Reporter: Anggar Septiadi | Editor: Handoyo .
KONTAN.CO.ID - JAKARTA. Pekan lalu, dua perusahaan diputuskan bersalah oleh Komisi Pengawasan Persaingan Usaha (KPPU) karena telat memberikan pemberitahuan akuisi. Mereka yang dihukum adalah PT Darma Henwa Tbk (DEWA), dan PT Japfa Comfeed Indonesia Tbk (JPFA).
Darma dan Japfa dinyatakan bersalah sebab melanggar UU 5/1999, dan PP 57/2010 yang menyatakan batas waktu pemberitahuan merger adalah 30 hari dari transaksi pengambilalihan.
Komisioner KPPU Chandra Setiawan bilang, sejatinya ketentuan tersebut perlu diubah. Sebab sudah tak kontekstual dengan perkembangan zaman. KPPU hendak menerapkan mekanisme sebelum transaksi terjadi, atawa pre-notification.
"Kalau sekarang di Indonesia masih menganut post-notification. Nah kalau dilihat historinya, khususnya ketentuan post-notification dalam UU 5/1999, karena jika menggunakan pre-notification akan menghambat kerja BPPN (Badan Penyehatan Perbankan Nasional), yang ketika itu banyak menyelematkan bank yang terkena imbas krisis," kata Chandra kepada Kontan.co.id di Kantor KPPU, Senin (10/9).
Ketentuan pre-notification kata Chandra sebenarnya ideal, sebab KPPU bisa langsung melakukan penilaian apakah akuisisi perusahaan berpotensi memonopoli pasar.
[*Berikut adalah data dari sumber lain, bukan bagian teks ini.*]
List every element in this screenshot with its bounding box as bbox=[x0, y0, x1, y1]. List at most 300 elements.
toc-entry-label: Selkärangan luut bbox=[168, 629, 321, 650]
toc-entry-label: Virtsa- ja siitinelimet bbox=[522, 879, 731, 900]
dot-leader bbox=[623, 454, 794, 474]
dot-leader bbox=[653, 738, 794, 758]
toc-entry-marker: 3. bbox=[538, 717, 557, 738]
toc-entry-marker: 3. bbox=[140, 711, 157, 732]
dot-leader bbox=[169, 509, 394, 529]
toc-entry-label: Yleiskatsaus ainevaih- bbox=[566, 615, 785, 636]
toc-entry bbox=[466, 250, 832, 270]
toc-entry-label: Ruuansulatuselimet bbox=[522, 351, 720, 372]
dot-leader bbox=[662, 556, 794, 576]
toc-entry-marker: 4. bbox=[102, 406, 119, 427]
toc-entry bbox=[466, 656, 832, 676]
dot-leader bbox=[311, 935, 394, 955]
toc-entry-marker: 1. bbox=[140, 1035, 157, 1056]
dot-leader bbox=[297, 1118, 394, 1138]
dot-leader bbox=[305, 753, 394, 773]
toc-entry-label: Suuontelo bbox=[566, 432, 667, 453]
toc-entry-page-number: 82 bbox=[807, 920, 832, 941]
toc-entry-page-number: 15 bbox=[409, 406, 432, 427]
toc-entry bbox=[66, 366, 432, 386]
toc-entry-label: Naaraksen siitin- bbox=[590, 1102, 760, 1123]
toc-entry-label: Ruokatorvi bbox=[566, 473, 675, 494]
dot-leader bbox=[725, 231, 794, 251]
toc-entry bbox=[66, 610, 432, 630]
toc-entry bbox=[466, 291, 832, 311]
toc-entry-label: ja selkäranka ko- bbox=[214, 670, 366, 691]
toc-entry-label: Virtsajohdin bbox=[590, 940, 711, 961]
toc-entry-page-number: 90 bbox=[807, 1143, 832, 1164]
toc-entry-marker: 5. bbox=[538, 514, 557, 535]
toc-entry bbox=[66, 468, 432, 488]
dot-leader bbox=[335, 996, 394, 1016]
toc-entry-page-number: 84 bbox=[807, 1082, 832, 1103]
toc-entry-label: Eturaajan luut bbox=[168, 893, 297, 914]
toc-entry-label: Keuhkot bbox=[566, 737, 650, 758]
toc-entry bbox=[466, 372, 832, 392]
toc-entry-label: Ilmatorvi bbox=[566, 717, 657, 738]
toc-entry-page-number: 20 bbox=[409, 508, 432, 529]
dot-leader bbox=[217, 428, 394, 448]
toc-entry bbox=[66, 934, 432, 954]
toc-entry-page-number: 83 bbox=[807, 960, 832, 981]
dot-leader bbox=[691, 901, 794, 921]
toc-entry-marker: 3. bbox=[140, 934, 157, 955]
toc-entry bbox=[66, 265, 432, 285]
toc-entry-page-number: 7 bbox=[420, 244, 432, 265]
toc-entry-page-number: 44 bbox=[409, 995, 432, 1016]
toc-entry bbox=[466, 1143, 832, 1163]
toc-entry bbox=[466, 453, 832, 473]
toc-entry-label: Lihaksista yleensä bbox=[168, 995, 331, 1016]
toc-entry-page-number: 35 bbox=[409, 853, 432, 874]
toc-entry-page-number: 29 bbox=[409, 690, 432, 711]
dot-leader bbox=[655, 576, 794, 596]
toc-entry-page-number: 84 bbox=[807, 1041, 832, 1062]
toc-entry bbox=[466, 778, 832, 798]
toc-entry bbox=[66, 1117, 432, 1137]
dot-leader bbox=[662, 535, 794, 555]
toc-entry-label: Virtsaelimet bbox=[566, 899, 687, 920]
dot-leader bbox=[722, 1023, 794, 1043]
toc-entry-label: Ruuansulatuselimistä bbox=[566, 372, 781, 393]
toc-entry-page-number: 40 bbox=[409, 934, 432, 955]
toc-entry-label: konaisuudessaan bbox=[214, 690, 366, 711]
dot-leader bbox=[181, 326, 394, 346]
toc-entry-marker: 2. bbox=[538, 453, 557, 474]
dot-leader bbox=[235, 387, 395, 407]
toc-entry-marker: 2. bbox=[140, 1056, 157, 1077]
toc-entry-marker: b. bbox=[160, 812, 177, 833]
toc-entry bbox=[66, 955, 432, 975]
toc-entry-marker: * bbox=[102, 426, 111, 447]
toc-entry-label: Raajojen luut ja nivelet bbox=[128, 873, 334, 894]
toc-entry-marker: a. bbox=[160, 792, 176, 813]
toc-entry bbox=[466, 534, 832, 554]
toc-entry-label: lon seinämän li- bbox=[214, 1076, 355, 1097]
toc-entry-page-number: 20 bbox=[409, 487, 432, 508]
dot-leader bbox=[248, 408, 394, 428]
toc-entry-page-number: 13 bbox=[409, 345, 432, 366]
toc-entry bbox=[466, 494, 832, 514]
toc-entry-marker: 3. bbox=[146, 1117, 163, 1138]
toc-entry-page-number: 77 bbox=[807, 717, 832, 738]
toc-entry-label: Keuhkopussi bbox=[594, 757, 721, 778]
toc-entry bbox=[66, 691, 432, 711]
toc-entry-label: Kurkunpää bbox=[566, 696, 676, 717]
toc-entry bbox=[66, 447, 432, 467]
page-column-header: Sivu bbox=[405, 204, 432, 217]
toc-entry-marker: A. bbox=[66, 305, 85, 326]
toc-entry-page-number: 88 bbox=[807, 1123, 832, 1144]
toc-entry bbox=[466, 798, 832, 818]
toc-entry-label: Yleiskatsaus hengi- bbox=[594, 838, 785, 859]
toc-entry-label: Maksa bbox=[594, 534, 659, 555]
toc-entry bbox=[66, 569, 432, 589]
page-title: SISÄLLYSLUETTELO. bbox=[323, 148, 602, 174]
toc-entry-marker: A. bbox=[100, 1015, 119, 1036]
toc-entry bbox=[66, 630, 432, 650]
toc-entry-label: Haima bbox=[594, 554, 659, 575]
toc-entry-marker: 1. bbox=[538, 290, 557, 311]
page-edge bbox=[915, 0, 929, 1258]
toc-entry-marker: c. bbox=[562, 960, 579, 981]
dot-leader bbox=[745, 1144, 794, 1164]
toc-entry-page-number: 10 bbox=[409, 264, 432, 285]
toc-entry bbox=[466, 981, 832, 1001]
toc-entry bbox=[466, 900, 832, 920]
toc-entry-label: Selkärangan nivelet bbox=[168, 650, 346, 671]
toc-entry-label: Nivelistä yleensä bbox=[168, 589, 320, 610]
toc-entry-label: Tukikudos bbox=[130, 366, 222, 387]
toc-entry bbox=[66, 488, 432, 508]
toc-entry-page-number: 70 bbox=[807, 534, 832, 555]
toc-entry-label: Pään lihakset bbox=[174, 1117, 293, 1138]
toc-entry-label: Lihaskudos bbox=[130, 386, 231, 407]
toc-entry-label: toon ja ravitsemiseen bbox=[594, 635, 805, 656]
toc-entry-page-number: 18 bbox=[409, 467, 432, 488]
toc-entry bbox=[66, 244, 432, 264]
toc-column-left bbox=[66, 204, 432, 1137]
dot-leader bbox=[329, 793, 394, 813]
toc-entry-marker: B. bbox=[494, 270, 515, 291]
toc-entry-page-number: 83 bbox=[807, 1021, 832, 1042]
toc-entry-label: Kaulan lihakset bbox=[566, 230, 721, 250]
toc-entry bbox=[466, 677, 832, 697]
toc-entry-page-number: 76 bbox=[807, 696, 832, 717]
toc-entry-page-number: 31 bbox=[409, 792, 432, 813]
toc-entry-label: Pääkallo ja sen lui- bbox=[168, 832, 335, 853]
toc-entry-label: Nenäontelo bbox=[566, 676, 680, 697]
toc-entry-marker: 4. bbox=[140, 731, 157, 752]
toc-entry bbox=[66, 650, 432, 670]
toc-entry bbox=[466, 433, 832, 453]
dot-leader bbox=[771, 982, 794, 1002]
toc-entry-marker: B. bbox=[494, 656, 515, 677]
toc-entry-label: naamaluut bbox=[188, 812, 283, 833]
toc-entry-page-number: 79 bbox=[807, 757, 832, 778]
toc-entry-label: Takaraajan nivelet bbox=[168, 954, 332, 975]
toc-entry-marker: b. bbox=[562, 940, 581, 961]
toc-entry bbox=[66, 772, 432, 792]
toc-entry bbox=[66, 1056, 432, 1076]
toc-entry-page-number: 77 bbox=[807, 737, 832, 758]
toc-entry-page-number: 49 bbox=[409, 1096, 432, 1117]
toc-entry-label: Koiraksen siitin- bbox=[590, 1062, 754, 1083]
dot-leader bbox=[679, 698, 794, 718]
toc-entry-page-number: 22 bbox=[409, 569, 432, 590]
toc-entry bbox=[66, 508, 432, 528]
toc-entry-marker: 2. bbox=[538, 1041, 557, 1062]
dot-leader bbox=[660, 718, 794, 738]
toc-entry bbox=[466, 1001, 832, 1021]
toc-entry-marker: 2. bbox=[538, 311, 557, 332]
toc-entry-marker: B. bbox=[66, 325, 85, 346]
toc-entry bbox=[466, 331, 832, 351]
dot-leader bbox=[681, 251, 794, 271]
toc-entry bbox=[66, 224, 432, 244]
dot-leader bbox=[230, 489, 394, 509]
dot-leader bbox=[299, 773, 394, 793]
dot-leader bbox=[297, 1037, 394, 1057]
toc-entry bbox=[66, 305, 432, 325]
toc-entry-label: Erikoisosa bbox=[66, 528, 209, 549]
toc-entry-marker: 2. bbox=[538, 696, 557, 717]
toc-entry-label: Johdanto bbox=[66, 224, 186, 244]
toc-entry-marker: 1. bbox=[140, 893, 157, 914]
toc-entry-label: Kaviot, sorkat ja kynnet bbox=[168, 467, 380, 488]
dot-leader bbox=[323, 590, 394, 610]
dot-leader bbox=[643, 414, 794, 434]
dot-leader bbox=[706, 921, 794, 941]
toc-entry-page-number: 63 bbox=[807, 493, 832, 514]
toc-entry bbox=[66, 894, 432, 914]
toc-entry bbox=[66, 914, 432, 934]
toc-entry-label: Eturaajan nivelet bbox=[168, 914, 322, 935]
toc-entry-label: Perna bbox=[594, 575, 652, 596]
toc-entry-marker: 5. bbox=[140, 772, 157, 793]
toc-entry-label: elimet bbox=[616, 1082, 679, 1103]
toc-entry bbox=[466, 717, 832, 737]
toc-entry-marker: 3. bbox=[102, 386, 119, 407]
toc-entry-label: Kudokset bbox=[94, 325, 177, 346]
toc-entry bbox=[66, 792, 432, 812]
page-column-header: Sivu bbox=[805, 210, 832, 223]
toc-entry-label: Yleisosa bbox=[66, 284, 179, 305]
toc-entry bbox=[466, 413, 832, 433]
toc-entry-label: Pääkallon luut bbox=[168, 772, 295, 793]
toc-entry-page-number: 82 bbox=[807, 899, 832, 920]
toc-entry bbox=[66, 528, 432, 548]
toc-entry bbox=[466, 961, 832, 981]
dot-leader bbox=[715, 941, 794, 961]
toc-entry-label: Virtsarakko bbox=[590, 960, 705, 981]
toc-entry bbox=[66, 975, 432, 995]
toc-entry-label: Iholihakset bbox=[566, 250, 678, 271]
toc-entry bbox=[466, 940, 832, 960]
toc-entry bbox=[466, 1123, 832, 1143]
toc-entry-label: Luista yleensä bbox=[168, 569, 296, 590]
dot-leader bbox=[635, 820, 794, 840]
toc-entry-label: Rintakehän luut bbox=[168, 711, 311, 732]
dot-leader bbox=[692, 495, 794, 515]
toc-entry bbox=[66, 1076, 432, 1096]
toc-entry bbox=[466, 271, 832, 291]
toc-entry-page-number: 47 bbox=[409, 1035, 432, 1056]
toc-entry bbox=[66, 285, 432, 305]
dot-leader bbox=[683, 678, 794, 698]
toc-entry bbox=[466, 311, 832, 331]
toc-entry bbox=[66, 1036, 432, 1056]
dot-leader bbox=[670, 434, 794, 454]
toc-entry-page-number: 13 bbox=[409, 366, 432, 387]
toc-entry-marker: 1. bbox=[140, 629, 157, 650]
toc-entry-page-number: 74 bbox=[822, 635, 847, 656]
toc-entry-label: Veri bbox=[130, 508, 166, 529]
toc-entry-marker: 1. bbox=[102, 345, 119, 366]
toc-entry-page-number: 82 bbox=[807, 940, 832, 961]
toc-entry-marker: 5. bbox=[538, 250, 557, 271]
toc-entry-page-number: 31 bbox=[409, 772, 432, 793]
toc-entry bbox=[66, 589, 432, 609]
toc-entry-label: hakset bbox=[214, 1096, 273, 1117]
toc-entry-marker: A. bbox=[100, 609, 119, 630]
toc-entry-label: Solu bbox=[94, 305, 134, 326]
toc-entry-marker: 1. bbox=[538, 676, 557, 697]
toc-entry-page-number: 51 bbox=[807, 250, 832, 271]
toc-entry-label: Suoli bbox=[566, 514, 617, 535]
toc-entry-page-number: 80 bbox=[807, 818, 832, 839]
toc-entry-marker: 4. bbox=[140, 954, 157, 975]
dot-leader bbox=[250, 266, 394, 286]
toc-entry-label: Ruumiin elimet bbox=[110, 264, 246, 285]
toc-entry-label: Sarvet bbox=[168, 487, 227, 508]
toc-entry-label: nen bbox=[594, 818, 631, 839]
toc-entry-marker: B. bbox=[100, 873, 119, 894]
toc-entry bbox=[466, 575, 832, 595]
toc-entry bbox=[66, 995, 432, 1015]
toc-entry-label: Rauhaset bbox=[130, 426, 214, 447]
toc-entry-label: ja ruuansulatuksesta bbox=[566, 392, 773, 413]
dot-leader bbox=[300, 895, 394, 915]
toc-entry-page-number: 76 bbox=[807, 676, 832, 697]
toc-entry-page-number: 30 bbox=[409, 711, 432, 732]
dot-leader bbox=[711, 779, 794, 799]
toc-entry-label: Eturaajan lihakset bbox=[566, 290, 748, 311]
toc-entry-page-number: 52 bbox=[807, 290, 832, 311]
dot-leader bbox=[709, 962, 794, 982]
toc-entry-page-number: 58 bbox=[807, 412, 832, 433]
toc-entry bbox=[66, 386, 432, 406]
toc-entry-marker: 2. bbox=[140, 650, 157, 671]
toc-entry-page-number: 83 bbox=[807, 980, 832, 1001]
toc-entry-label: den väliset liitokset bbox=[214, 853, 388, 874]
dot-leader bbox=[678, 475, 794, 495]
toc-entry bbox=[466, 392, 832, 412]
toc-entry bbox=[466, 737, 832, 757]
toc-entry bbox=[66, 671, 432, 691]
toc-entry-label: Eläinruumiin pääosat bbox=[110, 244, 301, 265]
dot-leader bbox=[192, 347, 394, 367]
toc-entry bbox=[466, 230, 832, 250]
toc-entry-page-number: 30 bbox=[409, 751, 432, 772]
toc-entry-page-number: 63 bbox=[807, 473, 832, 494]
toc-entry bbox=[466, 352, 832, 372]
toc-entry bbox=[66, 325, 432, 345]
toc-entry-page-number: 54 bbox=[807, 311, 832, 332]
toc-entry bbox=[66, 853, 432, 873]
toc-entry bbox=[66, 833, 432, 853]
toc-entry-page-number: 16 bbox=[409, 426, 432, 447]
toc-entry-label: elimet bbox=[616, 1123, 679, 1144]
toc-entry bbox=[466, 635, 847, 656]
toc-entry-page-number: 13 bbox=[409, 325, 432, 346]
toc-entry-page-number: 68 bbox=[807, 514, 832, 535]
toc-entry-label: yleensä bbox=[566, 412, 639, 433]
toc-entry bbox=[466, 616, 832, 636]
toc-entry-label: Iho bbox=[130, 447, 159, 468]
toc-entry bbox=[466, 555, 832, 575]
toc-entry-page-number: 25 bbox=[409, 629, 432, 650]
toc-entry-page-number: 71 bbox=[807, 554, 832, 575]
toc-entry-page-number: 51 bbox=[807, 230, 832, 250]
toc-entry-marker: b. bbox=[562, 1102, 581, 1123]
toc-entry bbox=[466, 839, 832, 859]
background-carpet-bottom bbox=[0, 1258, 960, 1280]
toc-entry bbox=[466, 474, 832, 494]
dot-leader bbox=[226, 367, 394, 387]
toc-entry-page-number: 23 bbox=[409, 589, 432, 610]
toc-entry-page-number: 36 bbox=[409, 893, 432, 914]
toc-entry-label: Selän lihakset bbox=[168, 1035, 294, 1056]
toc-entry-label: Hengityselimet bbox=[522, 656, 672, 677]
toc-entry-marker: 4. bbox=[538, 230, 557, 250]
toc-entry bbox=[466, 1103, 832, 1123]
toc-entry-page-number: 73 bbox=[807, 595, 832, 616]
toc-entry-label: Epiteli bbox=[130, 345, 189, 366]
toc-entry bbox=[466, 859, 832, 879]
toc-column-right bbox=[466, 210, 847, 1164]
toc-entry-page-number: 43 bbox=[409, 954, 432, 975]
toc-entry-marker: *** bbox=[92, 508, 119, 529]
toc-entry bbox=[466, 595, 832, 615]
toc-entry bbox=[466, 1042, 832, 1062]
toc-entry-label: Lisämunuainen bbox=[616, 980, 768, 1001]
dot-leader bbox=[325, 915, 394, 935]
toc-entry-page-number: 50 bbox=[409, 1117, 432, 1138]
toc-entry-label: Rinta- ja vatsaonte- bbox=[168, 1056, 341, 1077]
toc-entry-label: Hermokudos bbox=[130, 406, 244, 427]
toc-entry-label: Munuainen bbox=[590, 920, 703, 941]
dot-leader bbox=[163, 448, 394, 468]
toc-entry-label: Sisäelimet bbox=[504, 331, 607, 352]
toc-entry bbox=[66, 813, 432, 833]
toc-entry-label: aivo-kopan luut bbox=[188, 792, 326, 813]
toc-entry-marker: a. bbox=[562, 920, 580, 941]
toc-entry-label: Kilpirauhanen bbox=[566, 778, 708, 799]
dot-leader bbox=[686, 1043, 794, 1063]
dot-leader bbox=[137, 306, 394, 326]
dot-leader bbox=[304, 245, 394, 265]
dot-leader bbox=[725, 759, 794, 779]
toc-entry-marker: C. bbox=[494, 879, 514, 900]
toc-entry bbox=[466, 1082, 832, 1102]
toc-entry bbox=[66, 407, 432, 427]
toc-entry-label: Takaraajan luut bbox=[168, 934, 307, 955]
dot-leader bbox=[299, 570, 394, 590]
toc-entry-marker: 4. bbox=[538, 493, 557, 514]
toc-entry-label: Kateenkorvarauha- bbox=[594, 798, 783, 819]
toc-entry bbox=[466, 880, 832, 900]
Oleh karenanya, dalam mekanisme pre-notification, KPPU bisa langsung menentukan, apakah akuisisi bisa dilakukan atau tidak.
"Kita bisa nilai sejak awal, sebelum akuisisi, apakah akuisisi ini perusahaan bisa dominan sehingga dapat abuse pasar atau tidak. Kalau iya kita rekomendasikan agar akuisisi tidak dilakukan. Atau tidak setidaknya ada soluasi, syarat-syarat untuk akuisisi," papar Chandra.
Meski demikian, Chandra mengakui ini bukan hal mudah. Terutama soal data-data perusahaan yang masih sulit didapatkan KPPU. Soal ini, ia mengaku akan bekerjasama dengan Kemkumham.
Selain soal mekanisme pemberitahuan, Chandra mengungkapkan, KPPU juga he dak mengubah ambang batas (treshold) untuk perusahaan yang perlu melakukan pemberitahuan akuisisi.
Dalam UU 5/1999, dan PP 57/2010, ambang batas ditentukan senilai Rp 2,5 triliun untuk gabungan aset setelah akuisisi dan Rp 5 triliun untuk gabungan penjualan setelah akuisisi.
"Ketika UU 5/1999 lahir, nilai tersebut memang sangat besar, tapi saat ini tidak demikian. Misalnya bisa dinaikan untuk batas aset senilai Rp 10 triliun, dan penjualan senilai Rp 15 triliun," jelasnya.
Peningkatan nilai ambang batas ini, disebutkan Chandara juga sesuai dengan semangat anti mobopoli tadi. Sebab drngan makin tingginya ambang batas memang hanya akan perusahaan-perusahaan besar yang perlu melakukan pemberitahuan akuisisi.
Selain dua ketentuan ini, Chandra juga bilang bahwa agar lebih efektif, ia juga bilang ketentuan soal denda juga perlu diubah. Saat ini, keterlambatan pemberitahuan dikenakan denda Rp 1 miliar perhari keterlambatan, dengan maksimal denda Rp 25 miliar. "Kita maunya hitung-hitunganya bukan nominal, tapi persentase," sambung Chandra.
Sementara terkaitnya rencana ini, khususnya soal ketentuan pre-notification, Wakil Ketua Umum Kadin Raden Pardede bilang hal tersebut turut memberikan kepastian hukum.
"Saya pikir ketentuan KPPU ini tidak akan menggangu iklim investasi, justru dapat memberi kepastian, bahwa jika KPPU sudah setuju pada pranotifikasi maka tidak ada masalah lagi sesudah terjadi transaksi," katanya kepada Kontan.co.id, Selasa (11/9).
Meski demikian, Raden bilang, lantaran penilaian sudah dilakukan sebelum akuisisi, KPPU perlu punya sumberdaya yang mumpuni. "KPPU perlu memperlengkapi diri dengan kemampuan melakukan konsultasi sejak awal. Kapasitas personil KPPU harus memadai untuk memberi jasa tersebut dari awal," lanjutnya.